アインクラッド第三十九層は、ほとんど何もない田舎町だ。第八層、第二十二層と並んで『のどかな街』であり、出現モンスターは非常に弱く、上層下層から住む為にやって来るプレイヤーが後を絶たない。特に三十九層はほかの層に一層増してやることがないエリアで……第八層にはいろいろな愉快なクエストが、第二十二層には釣りができる池がある……恐らくアインクラッドで最も人気が無い階層である。

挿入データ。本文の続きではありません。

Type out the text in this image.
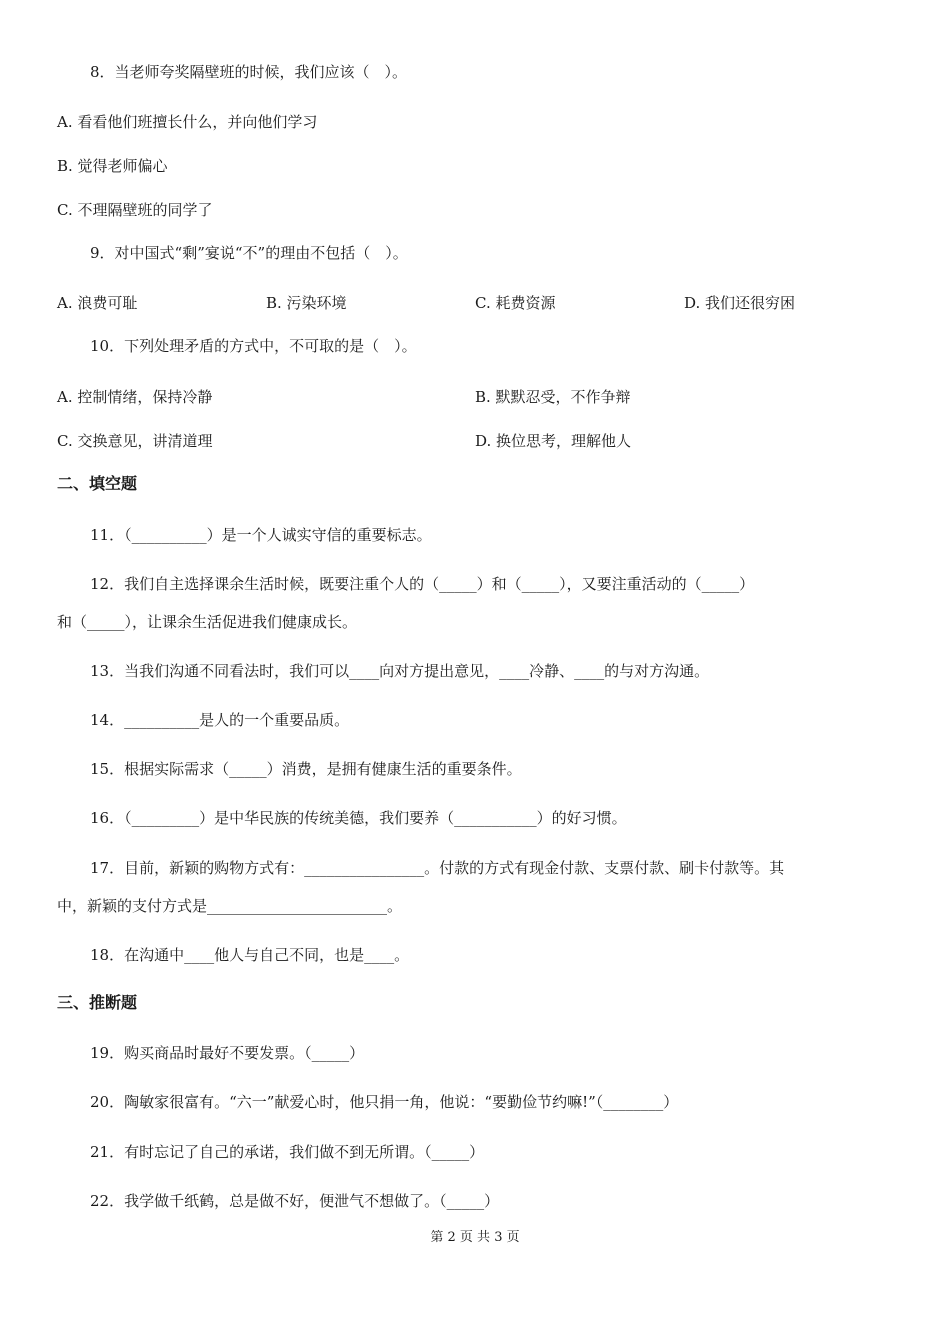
8．当老师夸奖隔壁班的时候，我们应该（　）。
A. 看看他们班擅长什么，并向他们学习
B. 觉得老师偏心
C. 不理隔壁班的同学了
9．对中国式“剩”宴说“不”的理由不包括（　）。
A. 浪费可耻	B. 污染环境	C. 耗费资源	D. 我们还很穷困
10．下列处理矛盾的方式中，不可取的是（　）。
A. 控制情绪，保持冷静	B. 默默忍受，不作争辩
C. 交换意见，讲清道理	D. 换位思考，理解他人
二、填空题
11．（__________）是一个人诚实守信的重要标志。
12．我们自主选择课余生活时候，既要注重个人的（_____）和（_____），又要注重活动的（_____）
和（_____），让课余生活促进我们健康成长。
13．当我们沟通不同看法时，我们可以____向对方提出意见，____冷静、____的与对方沟通。
14．__________是人的一个重要品质。
15．根据实际需求（_____）消费，是拥有健康生活的重要条件。
16．（_________）是中华民族的传统美德，我们要养（___________）的好习惯。
17．目前，新颖的购物方式有：________________。付款的方式有现金付款、支票付款、刷卡付款等。其
中，新颖的支付方式是________________________。
18．在沟通中____他人与自己不同，也是____。
三、推断题
19．购买商品时最好不要发票。（_____）
20．陶敏家很富有。“六一”献爱心时，他只捐一角，他说：“要勤俭节约嘛!”（________）
21．有时忘记了自己的承诺，我们做不到无所谓。（_____）
22．我学做千纸鹤，总是做不好，便泄气不想做了。（_____）
第 2 页 共 3 页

「みんな狭い狭いって喚いててね。ギルドの発展は嫌じゃないけど……この町は、寒くてキライかな」
「俺も嫌だなぁ、こんな町に住むのは。なんであのカタブツはここを本部に選んだのか……」
キリトの愚痴に、シェリーナは思い当たる回答があったので答える。
「グランザムには大型の建造物が多いんです。ギルドホームなどが探しやすいだけでなく、高価な反面広いプレイヤーホームを購入することもできます。《血盟騎士団》はメンバーが多いですから、ヒースクリフさんはできるだけ広い建物がある階層を選んだんでしょうね。大きいギルドホームがあればそれだけ宣伝にもなりますし」
「確かになぁ。《聖竜連合》のあのドデカい本部は宣伝効果激大だしな……」
アインクラッド最大のギルド、《聖竜連合》は《最強》のギルドである《血盟騎士団》を一方的にライバル視している。このグランザムがあるアインクラッド第五十五層よりきっかり一つ上のアインクラッド第五十六層につくられた《聖竜連合》本部はまるで要塞のような威容を誇る。どう考えても《血盟騎士団》と張り合おうとしたとしか思えない。
「しっかしシェリーナ。お前そういうの詳しいよな。何でだ?」
「え!?え〜っと……」
言えない……キリトにどうかと思って、かつて城のように巨大なプレイヤーホームを買おうとしたことなんて言えない……!!
「見えてきたよ」
今日この瞬間だけはアスナに感謝しながら、シェリーナはアスナの指差す方向を見る。そこには、黒鉄色の尖塔。間違いない。《血盟騎士団》本部だ。入口には恐ろしく長い槍を構えた衛兵が二人、たっている。彼らはアスナに気付くと、ガシャリと鎧を鳴らしながら敬礼した。